Monday, January 23, 2006

How much more Bush can we take?

President Clinton was impeached for lying about highly inappropriate personal behavior which had nothing to do with how he governed or protected our nation. Fast forward to today, when nearly three-quarters of Americans believe President Bush was “hiding something” or “mostly lying” about the evidence for weapons of mass destruction, and half of Americans believe he “intentionally misled” us into the war in Iraq (The New York Times/CBS News Poll 12/8/05).

That alone should be enough for the Congress to start asking some tough questions about possible deception by the Bush Administration.

Yet this high level of mistrust was before it was disclosed that President Bush secretly authorized the N.S.A. to conduct wiretaps of communications with Americans without court order. There is widespread belief, across the political spectrum, that this program may be illegal. At the very least, Bush has continued to lie to the American people about his conduct of the war on terror. How else to explain a remark he made in Buffalo, NY in 2004 that “a wiretap requires a court order”? That was made more than two years after he authorized the N.S.A. activity.

If that doesn’t send a chill down your back, how about the repeated assertions by President Bush, Vice President Cheney and Secretary of Defense Rumsfeld that terrorism detainees are being treated “humanely” – despite case after case of abuse, torture and even death, many too gruesome to mention.

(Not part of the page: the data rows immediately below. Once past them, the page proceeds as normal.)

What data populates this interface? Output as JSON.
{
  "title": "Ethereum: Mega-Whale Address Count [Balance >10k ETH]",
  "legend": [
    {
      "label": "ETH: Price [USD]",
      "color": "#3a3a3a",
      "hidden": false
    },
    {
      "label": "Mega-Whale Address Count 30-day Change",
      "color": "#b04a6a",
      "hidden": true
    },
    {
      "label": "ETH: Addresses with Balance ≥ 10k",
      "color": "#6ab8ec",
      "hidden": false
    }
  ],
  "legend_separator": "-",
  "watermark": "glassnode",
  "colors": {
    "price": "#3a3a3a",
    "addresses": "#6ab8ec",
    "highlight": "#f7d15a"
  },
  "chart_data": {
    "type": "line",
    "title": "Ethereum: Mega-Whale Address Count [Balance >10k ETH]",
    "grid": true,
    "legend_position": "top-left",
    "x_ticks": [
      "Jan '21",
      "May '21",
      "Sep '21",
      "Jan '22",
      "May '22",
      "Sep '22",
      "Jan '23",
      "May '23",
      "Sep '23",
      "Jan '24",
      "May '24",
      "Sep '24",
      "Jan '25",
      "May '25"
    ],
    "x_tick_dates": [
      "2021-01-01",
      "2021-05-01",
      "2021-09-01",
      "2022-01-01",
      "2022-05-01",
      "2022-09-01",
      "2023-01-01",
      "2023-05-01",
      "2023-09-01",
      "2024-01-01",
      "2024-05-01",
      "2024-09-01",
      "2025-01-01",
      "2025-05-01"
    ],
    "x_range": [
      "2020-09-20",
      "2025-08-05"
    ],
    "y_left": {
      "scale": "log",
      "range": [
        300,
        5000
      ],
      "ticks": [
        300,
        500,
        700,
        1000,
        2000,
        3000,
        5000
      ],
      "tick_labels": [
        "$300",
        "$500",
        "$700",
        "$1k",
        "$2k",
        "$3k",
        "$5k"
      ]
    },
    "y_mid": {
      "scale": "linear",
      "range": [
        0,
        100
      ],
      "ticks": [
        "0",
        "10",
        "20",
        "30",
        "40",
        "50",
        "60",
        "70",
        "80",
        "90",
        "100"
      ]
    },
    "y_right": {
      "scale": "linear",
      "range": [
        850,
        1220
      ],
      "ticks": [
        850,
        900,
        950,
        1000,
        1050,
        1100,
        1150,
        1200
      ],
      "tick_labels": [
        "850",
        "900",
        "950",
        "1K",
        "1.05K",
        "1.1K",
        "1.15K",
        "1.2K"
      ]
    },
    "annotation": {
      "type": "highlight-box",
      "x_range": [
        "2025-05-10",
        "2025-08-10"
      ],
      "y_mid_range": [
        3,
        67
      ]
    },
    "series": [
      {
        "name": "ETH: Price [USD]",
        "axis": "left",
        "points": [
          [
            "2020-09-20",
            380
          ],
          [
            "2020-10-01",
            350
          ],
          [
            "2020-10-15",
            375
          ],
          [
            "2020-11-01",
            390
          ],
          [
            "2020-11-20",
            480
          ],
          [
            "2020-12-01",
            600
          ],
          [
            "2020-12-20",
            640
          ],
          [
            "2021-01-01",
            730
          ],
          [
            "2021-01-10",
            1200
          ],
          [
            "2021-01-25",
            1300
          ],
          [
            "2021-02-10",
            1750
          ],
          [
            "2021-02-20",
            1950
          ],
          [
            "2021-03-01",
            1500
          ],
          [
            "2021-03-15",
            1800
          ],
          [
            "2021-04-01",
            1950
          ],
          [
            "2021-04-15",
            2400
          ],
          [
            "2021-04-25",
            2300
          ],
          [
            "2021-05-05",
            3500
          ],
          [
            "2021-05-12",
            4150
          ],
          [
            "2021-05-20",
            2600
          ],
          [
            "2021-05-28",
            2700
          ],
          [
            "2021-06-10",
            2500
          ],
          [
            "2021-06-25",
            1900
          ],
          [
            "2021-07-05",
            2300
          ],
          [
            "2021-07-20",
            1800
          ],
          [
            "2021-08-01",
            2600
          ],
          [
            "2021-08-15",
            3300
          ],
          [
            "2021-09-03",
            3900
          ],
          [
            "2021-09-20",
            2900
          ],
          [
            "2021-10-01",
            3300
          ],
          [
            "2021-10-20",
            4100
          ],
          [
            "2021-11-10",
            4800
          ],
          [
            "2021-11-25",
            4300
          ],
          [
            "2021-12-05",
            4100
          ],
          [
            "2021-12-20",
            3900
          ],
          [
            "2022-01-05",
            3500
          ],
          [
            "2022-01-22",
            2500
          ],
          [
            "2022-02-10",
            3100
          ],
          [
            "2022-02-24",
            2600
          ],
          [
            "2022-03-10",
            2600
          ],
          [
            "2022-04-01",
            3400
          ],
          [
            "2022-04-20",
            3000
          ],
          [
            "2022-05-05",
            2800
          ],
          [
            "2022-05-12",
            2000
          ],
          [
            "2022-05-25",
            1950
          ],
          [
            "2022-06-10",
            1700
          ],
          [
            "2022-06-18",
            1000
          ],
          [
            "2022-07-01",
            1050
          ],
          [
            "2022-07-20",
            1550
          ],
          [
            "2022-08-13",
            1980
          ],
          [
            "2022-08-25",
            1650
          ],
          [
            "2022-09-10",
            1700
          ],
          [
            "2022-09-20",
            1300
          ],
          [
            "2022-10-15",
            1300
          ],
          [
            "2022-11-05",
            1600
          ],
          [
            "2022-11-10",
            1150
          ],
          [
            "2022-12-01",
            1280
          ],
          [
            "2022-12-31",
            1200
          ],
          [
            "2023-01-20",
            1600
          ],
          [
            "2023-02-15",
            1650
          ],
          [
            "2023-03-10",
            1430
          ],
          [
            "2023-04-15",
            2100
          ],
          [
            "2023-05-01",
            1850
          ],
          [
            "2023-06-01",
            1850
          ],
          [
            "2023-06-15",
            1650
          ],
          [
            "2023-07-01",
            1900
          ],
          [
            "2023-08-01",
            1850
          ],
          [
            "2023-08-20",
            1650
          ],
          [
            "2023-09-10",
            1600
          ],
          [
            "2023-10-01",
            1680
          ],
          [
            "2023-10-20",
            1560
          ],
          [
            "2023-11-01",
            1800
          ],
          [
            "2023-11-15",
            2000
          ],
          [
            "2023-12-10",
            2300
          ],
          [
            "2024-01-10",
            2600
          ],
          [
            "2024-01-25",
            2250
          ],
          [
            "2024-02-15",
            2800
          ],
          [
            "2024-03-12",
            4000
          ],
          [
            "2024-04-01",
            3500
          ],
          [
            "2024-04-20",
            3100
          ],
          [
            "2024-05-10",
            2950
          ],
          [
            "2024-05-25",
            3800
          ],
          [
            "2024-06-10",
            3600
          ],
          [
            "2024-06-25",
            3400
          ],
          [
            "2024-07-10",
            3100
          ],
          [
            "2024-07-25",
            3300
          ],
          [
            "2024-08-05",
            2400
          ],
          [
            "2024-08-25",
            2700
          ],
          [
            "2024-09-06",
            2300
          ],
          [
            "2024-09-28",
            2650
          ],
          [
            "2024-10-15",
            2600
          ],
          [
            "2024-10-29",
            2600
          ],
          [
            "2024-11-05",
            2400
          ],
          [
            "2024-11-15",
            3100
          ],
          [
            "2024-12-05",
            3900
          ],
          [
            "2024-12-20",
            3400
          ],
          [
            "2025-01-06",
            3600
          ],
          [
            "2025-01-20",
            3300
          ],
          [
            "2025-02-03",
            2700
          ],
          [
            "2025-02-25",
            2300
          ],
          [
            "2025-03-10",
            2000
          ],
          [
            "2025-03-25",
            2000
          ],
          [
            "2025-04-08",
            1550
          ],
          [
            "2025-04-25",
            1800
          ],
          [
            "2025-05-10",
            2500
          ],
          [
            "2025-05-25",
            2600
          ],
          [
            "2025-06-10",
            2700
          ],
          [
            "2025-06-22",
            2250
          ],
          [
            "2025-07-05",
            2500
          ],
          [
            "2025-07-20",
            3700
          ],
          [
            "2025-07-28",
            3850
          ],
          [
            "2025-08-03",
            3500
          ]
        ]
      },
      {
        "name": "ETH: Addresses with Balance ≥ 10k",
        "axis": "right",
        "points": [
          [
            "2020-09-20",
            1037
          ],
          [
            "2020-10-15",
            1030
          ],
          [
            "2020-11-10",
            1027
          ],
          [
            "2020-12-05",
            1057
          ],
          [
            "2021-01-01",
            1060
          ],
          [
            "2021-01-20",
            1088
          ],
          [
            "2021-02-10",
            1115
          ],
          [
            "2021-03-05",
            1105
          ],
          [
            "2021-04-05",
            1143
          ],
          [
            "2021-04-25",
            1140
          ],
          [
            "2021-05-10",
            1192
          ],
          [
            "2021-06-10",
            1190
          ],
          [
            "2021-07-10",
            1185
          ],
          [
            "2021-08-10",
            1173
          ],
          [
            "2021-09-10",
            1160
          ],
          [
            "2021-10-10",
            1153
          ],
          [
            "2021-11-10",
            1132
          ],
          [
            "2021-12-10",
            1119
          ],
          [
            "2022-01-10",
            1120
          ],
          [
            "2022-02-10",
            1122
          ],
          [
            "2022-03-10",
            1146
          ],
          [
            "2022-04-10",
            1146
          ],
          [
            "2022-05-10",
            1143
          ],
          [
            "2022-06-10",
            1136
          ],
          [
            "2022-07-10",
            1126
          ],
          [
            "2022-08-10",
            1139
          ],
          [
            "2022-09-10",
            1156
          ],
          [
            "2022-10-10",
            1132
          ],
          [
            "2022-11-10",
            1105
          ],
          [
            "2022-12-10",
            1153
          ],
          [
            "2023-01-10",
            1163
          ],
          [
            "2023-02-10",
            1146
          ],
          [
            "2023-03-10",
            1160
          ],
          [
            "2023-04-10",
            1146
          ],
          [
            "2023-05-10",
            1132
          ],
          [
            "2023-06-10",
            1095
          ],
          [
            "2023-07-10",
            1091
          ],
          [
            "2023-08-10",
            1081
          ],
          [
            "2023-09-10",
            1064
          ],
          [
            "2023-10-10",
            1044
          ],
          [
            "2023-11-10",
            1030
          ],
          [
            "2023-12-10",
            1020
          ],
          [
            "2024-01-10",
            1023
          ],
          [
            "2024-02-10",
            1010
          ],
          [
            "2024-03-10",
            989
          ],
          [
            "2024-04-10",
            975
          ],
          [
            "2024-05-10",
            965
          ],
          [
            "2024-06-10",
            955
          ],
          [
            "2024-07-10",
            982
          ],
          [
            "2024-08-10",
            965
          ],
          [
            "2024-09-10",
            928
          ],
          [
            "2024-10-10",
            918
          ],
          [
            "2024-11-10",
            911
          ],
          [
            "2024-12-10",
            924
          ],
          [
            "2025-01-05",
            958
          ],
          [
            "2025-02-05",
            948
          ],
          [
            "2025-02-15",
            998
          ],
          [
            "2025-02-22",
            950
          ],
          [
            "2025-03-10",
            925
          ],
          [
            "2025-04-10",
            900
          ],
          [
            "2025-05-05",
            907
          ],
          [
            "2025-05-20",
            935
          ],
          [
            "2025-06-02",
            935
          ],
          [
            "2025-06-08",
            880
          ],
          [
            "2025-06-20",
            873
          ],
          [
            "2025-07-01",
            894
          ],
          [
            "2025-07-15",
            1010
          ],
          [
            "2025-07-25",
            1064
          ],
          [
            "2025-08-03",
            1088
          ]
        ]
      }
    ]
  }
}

The Bush administration claims that this is just the work of a few errant soldiers, yet the ACLU has obtained over 70,000 pages of government documents covering what surely is a much more pervasive problem, for which President Bush is holding no senior officials accountable. In one specific instance, the CIA inspector general found in 2004 that some aspects of his agency’s treatment of detainees might constitute cruel and inhuman treatment as defined by an international treaty to which the U.S. is a signatory.

While Secretary of State Condoleeza Rice was busy last December trying to convince Europeans that “the United States does not condone torture,” the Administration was doing all it could to keep the Congress from passing an amendment prohibiting torture. What does that tell you about the President’s commitment to human rights and the truth?

On these critical issues of national security and fundamental American values, it is time for Congress to aggressively and tirelessly work to uncover the facts about whether President Bush has lied and broken the law in prosecuting the war on terror.

Indeed, Congress should go a step further and appoint an independent counsel to conduct this inquiry. It tolerated a 10-year, $20 million Independent Counsel investigation of a Clinton cabinet secretary, Henry Cisneros, for lying about payments to his mistress. Surely it can find the wherewithal to investigate an Administration that is quite clearly taking enormous liberties with the truth, and perhaps more.